Jesús aprovecha la oportunidad que los fariseos le brindan nuevamente “para ponerlo a prueba” y nos ofrece una magistral lección de aire fresco espiritual, de autenticidad de vida, de respuesta y compromiso a lo esencial de la vida y a la plenitud de su mensaje: EL AMOR. Lo que verdaderamente cuenta en la dinámica y relación Dios-hombre y persona-persona es el amor, todo lo demás es accidental y pasajero. Jesús resume los mandamientos en “amor a Dios y a los hombres como a nosotros mismos” para que no caigamos en un legalismo ciego que nos impida ver con ojos nuevos y libres el camino de la fraternidad y del abrazo del Padre. ¡Cuántos ejemplos aparecen en el evangelio y en las cartas apostólicas donde se define el amor universal de Jesucristo que perdona, salva, cura y libera!.
El equilibrio espiritual de la persona, el compromiso de la fe estriba en mantener en alto y al unísono, en primer lugar, el amor trascendente (dimensión vertical) que nos dirija a un encuentro personal con Dios desde el silencio interior, la oración sostenida como alabanza, acción de gracias y súplica, la recepción activa de los sacramentos y la experiencia de un Dios cercano que nos quiere y perdona y, en segundo lugar, la dimensión inmanente (horizontal) que nos conduzca hacia una sensibilidad y decisión profunda de espíritu de servicio, de aceptación y de entrega. Ambas dimensiones se complementan y se concretan cuando se fusionan y se viven en unidad. Si perdemos la dimensión trascendente por aumentar la inmanente podemos caer en un activismo filantrópico que nos desgasta ya que la fuente de Dios no tonifica nuestra vida y, viceversa, si amamos a Dios y nos olvidamos de los hombres desencarnamos nuestra fe, no aportamos nuestro granito de arena para que se vaya realizando en el mundo la civilización del amor. En el mismo vivir de Dios está la dinámica de la entrega al otro. En el mismo servicio a Dios está el servicio al hermano. Debemos tender a amar a Dios en el hombre y amar al hombre en Dios.
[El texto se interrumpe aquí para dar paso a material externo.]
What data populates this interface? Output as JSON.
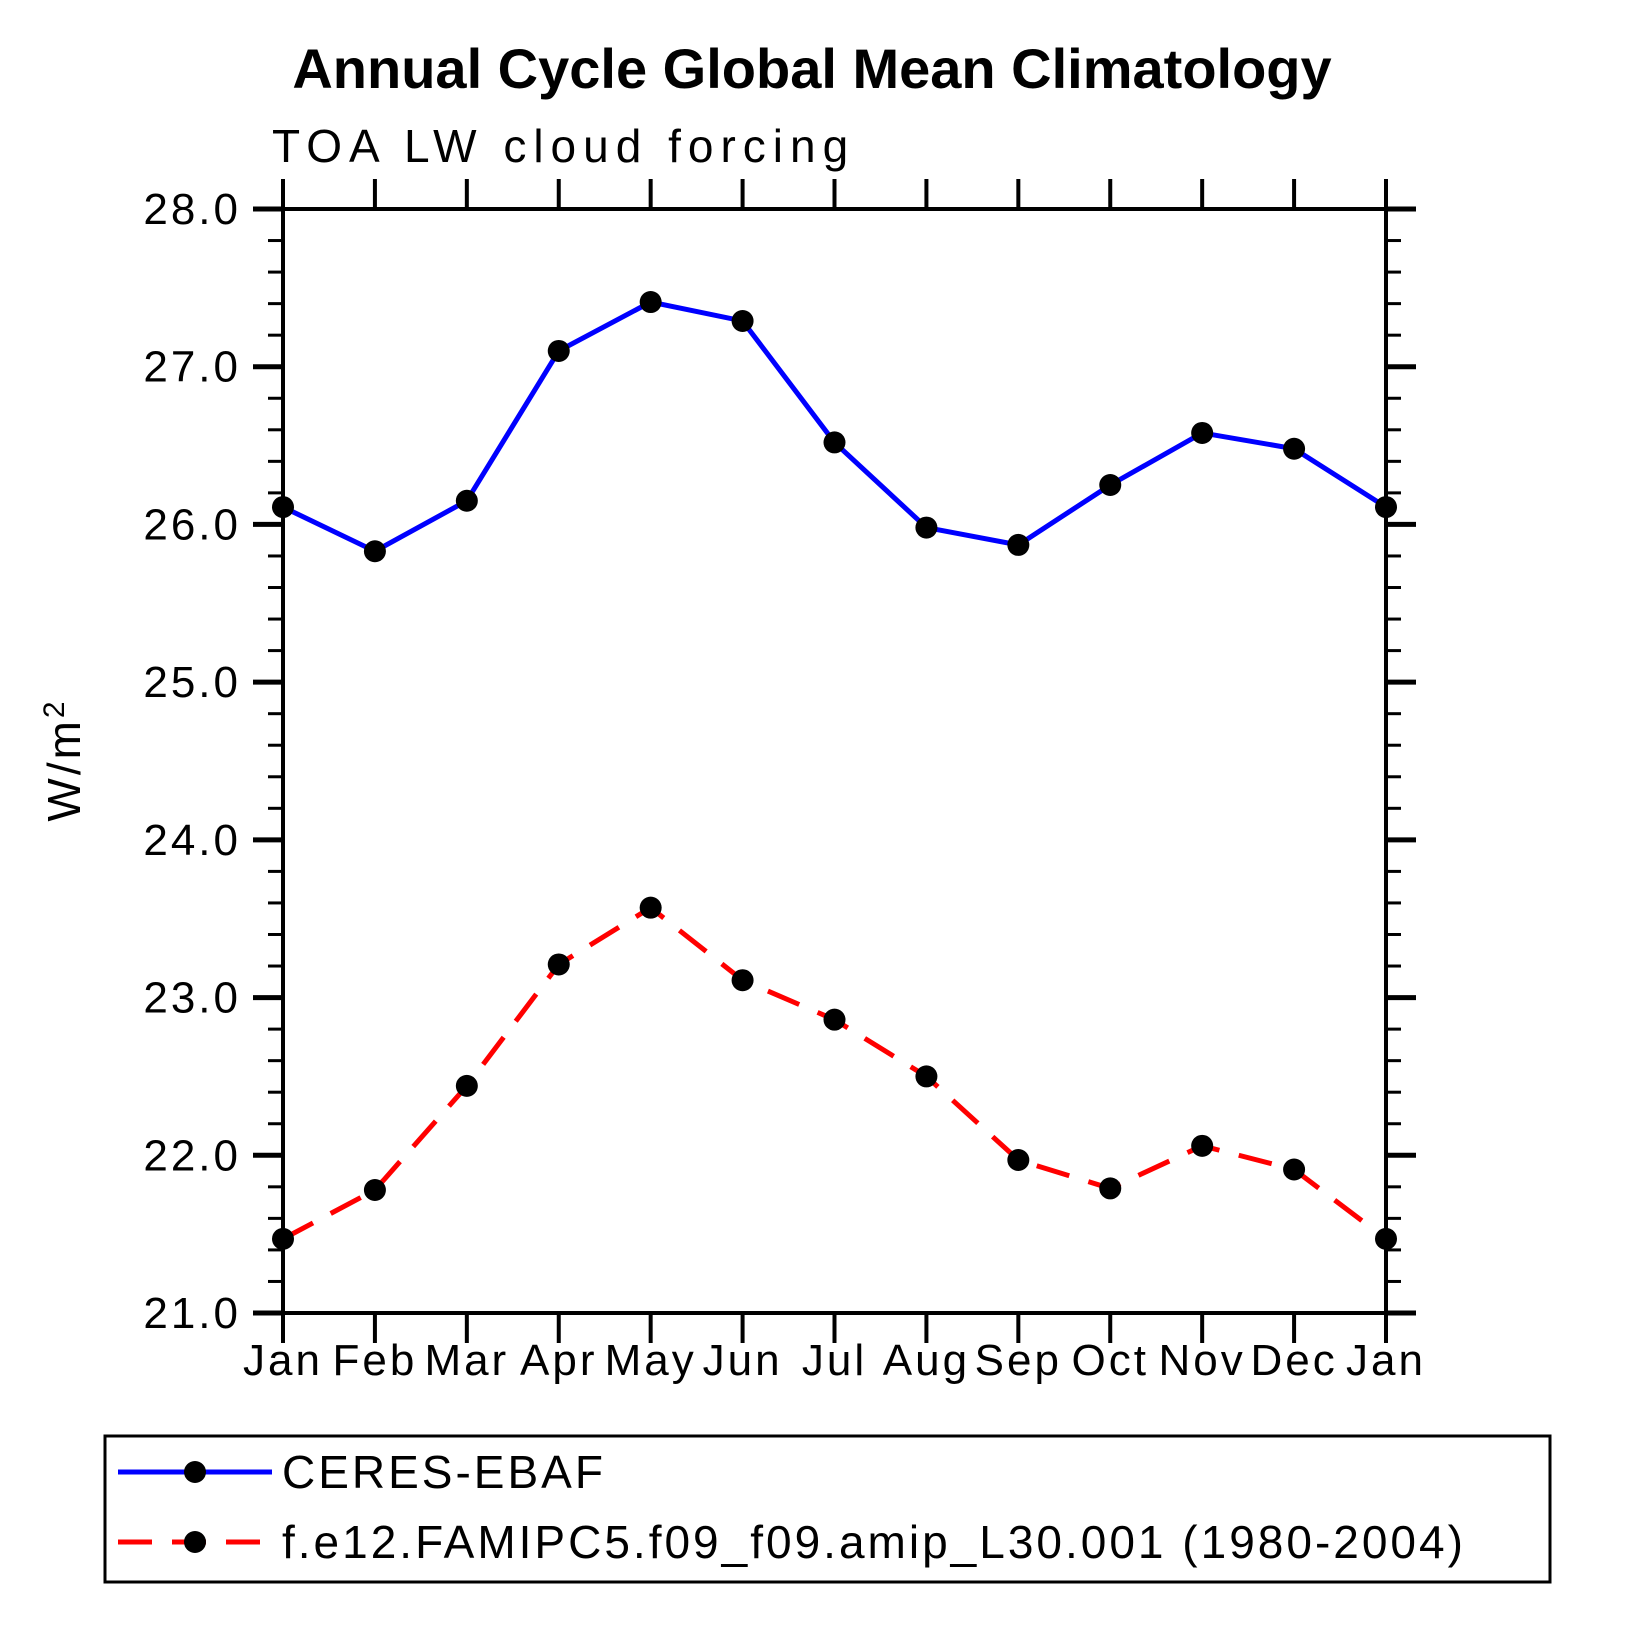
{
  "page": {
    "background": "#ffffff"
  },
  "chart_data": {
    "type": "line",
    "title": "Annual Cycle Global Mean Climatology",
    "subtitle": "TOA LW cloud forcing",
    "ylabel_base": "W/m",
    "ylabel_exp": "2",
    "categories": [
      "Jan",
      "Feb",
      "Mar",
      "Apr",
      "May",
      "Jun",
      "Jul",
      "Aug",
      "Sep",
      "Oct",
      "Nov",
      "Dec",
      "Jan"
    ],
    "ylim": [
      21.0,
      28.0
    ],
    "ytick_major_step": 1.0,
    "ytick_minor_step": 0.2,
    "ytick_labels": [
      "21.0",
      "22.0",
      "23.0",
      "24.0",
      "25.0",
      "26.0",
      "27.0",
      "28.0"
    ],
    "grid": false,
    "legend_position": "bottom-left",
    "marker": {
      "shape": "circle",
      "color": "#000000"
    },
    "frame_color": "#000000",
    "series": [
      {
        "name": "CERES-EBAF",
        "color": "#0000ff",
        "line_style": "solid",
        "values": [
          26.11,
          25.83,
          26.15,
          27.1,
          27.41,
          27.29,
          26.52,
          25.98,
          25.87,
          26.25,
          26.58,
          26.48,
          26.11
        ]
      },
      {
        "name": "f.e12.FAMIPC5.f09_f09.amip_L30.001 (1980-2004)",
        "color": "#ff0000",
        "line_style": "dashed",
        "values": [
          21.47,
          21.78,
          22.44,
          23.21,
          23.57,
          23.11,
          22.86,
          22.5,
          21.97,
          21.79,
          22.06,
          21.91,
          21.47
        ]
      }
    ]
  }
}
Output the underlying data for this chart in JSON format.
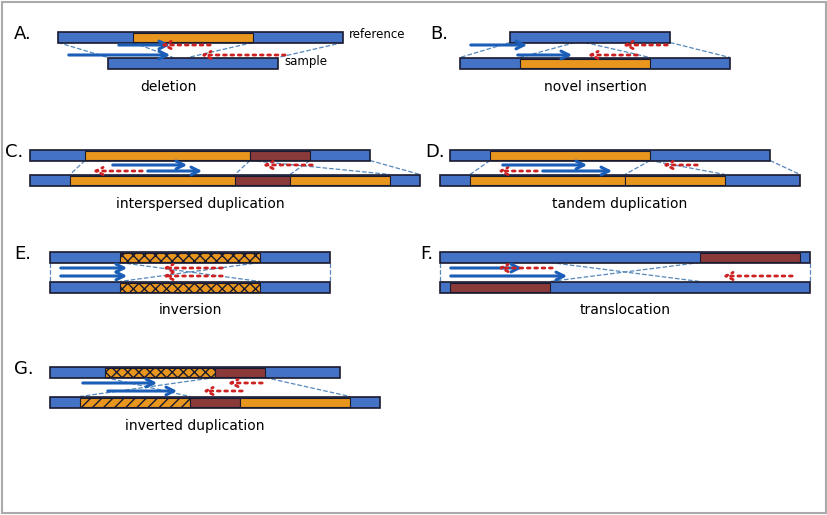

Finalmente, no podemos olvidar un detalle que no debe pasar desapercibido “amar a Dios y a los demás como a nosotros mismos”. ¿Nos amamos realmente?; ¿crecemos en autoestima y en aceptación personal?; ¿relativizamos nuestras preocupaciones para manejarlas con calma y optimismo?; ¿mantenemos el equilibrio necesario entre trabajo y descanso para airear nuestro cuerpo y espíritu?; ¿valoramos las cosas sencillas de la vida? Muchas preguntas más, de parecido estilo, pueden inundar nuestra mente y todas desembocan en la misma idea: no podremos amar ni a Dios ni a los hombres si primero nuestra mente y nuestro corazón no están en sintonía con nuestro propio yo.